You are viewing a plain text version of this content. The canonical link for it is here.
Posted to solr-user@lucene.apache.org by Phil Hagelberg <ph...@hagelb.org> on 2009/11/17 02:42:49 UTC

core size

I'm are planning out a system with large indexes and wondering what kind
of performance boost I'd see if I split out documents into many cores
rather than using a single core and splitting by a field. I've got about
500GB worth of indexes ranging from 100MB to 50GB each.

I'm assuming if we split them out to multiple cores we would see the
most dramatic benefit in searches on the smaller cores, but I'm just
wondering what level of speedup I should expect. Eventually the cores
will be split up anyway, I'm just trying to determine how to prioritize
it.

thanks,
Phil

Re: core size

Posted by Lance Norskog <go...@gmail.com>.
Been there done that.

Indexing into the smaller cores will be faster.
You will be able to spread the load across multiple machines.

There are other advantages:
You will not have a 1/2Terabyte set of files to worry about.
You will not need 1.1T in one partition to run an optimize.
You will not need 12+ hours to run an optimize.
It will not take 1/2 hour to copy the newly optimized index to a query server.

On Mon, Nov 16, 2009 at 7:14 PM, Otis Gospodnetic
<ot...@yahoo.com> wrote:
> If an index fits in memory, I am guessing you'll see the speed change roughly proportionally to the size of the index.  If an index does not fit into memory (i.e. disk head has to run around the disk to look for info), then the improvement will be even greater.  I haven't explicitly tested this and am hoping somebody will correct me if this is wrong.
>
> Otis
> --
> Sematext is hiring -- http://sematext.com/about/jobs.html?mls
> Lucene, Solr, Nutch, Katta, Hadoop, HBase, UIMA, NLP, NER, IR
>
>
>
> ----- Original Message ----
>> From: Phil Hagelberg <ph...@hagelb.org>
>> To: solr-user@lucene.apache.org
>> Sent: Mon, November 16, 2009 8:42:49 PM
>> Subject: core size
>>
>>
>> I'm are planning out a system with large indexes and wondering what kind
>> of performance boost I'd see if I split out documents into many cores
>> rather than using a single core and splitting by a field.

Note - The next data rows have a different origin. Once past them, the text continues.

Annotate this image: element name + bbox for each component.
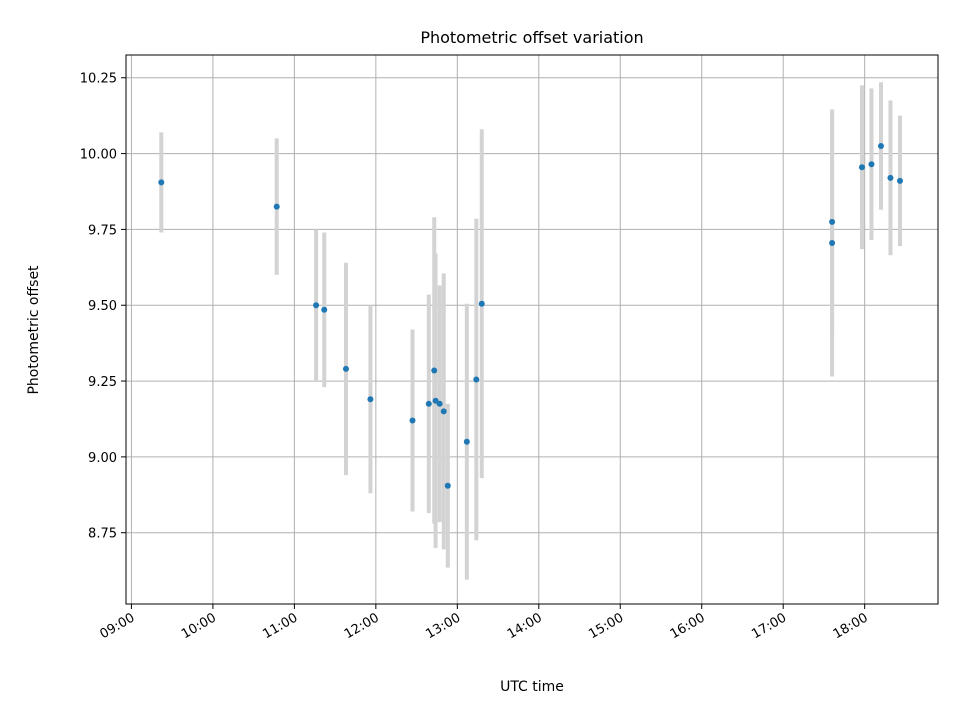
grid-lines — [126, 55, 938, 604]
y-tick-label: 10.00 — [80, 148, 117, 163]
chart-title: Photometric offset variation — [420, 28, 643, 47]
y-tick-label: 10.25 — [80, 72, 117, 87]
data-point — [463, 438, 470, 445]
data-point — [473, 376, 480, 383]
y-tick-label: 9.25 — [88, 375, 117, 390]
data-point — [436, 400, 443, 407]
data-point — [829, 240, 836, 247]
data-point — [342, 365, 349, 372]
y-tick-label: 9.50 — [88, 299, 117, 314]
y-tick-label: 8.75 — [88, 527, 117, 542]
data-point — [478, 300, 485, 307]
data-point — [321, 306, 328, 313]
data-point — [829, 218, 836, 225]
data-point — [858, 164, 865, 171]
data-point — [444, 482, 451, 489]
data-point — [431, 367, 438, 374]
y-axis-label: Photometric offset — [26, 265, 42, 395]
data-point — [367, 396, 374, 403]
data-point — [313, 302, 320, 309]
x-axis-label: UTC time — [500, 679, 564, 695]
data-point — [409, 417, 416, 424]
y-tick-label: 9.00 — [88, 451, 117, 466]
data-point — [273, 203, 280, 210]
data-point — [868, 161, 875, 168]
data-point — [425, 400, 432, 407]
data-point — [887, 174, 894, 181]
data-point — [877, 142, 884, 149]
data-point — [158, 179, 165, 186]
y-tick-label: 9.75 — [88, 223, 117, 238]
data-point — [896, 177, 903, 184]
data-points — [158, 142, 903, 489]
data-point — [440, 408, 447, 415]
plot-area-frame — [125, 54, 939, 605]
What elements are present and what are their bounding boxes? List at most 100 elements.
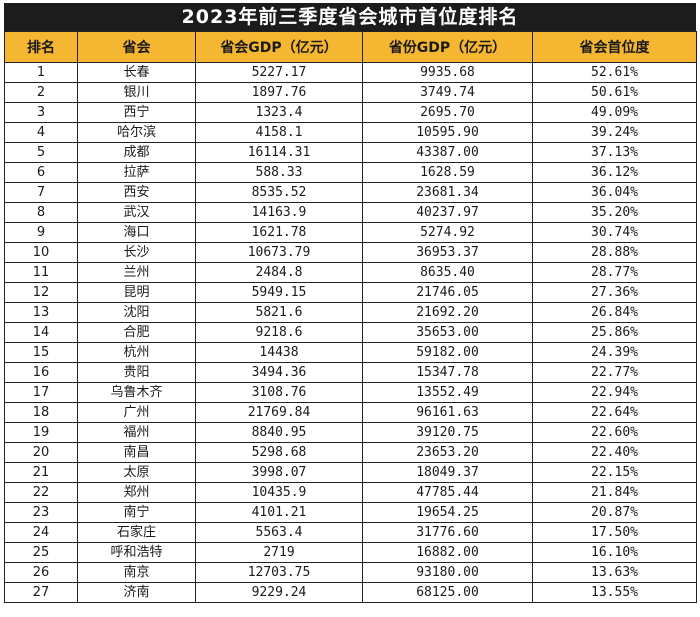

I've got about
>> 500GB worth of indexes ranging from 100MB to 50GB each.
>>
>> I'm assuming if we split them out to multiple cores we would see the
>> most dramatic benefit in searches on the smaller cores, but I'm just
>> wondering what level of speedup I should expect. Eventually the cores
>> will be split up anyway, I'm just trying to determine how to prioritize
>> it.
>>
>> thanks,
>> Phil
>
>



-- 
Lance Norskog
goksron@gmail.com

Re: core size

Posted by Otis Gospodnetic <ot...@yahoo.com>.
If an index fits in memory, I am guessing you'll see the speed change roughly proportionally to the size of the index.  If an index does not fit into memory (i.e. disk head has to run around the disk to look for info), then the improvement will be even greater.  I haven't explicitly tested this and am hoping somebody will correct me if this is wrong.

Otis
--
Sematext is hiring -- http://sematext.com/about/jobs.html?mls
Lucene, Solr, Nutch, Katta, Hadoop, HBase, UIMA, NLP, NER, IR



----- Original Message ----
> From: Phil Hagelberg <ph...@hagelb.org>
> To: solr-user@lucene.apache.org
> Sent: Mon, November 16, 2009 8:42:49 PM
> Subject: core size
> 
> 
> I'm are planning out a system with large indexes and wondering what kind
> of performance boost I'd see if I split out documents into many cores
> rather than using a single core and splitting by a field. I've got about
> 500GB worth of indexes ranging from 100MB to 50GB each.
> 
> I'm assuming if we split them out to multiple cores we would see the
> most dramatic benefit in searches on the smaller cores, but I'm just
> wondering what level of speedup I should expect. Eventually the cores
> will be split up anyway, I'm just trying to determine how to prioritize
> it.
> 
> thanks,
> Phil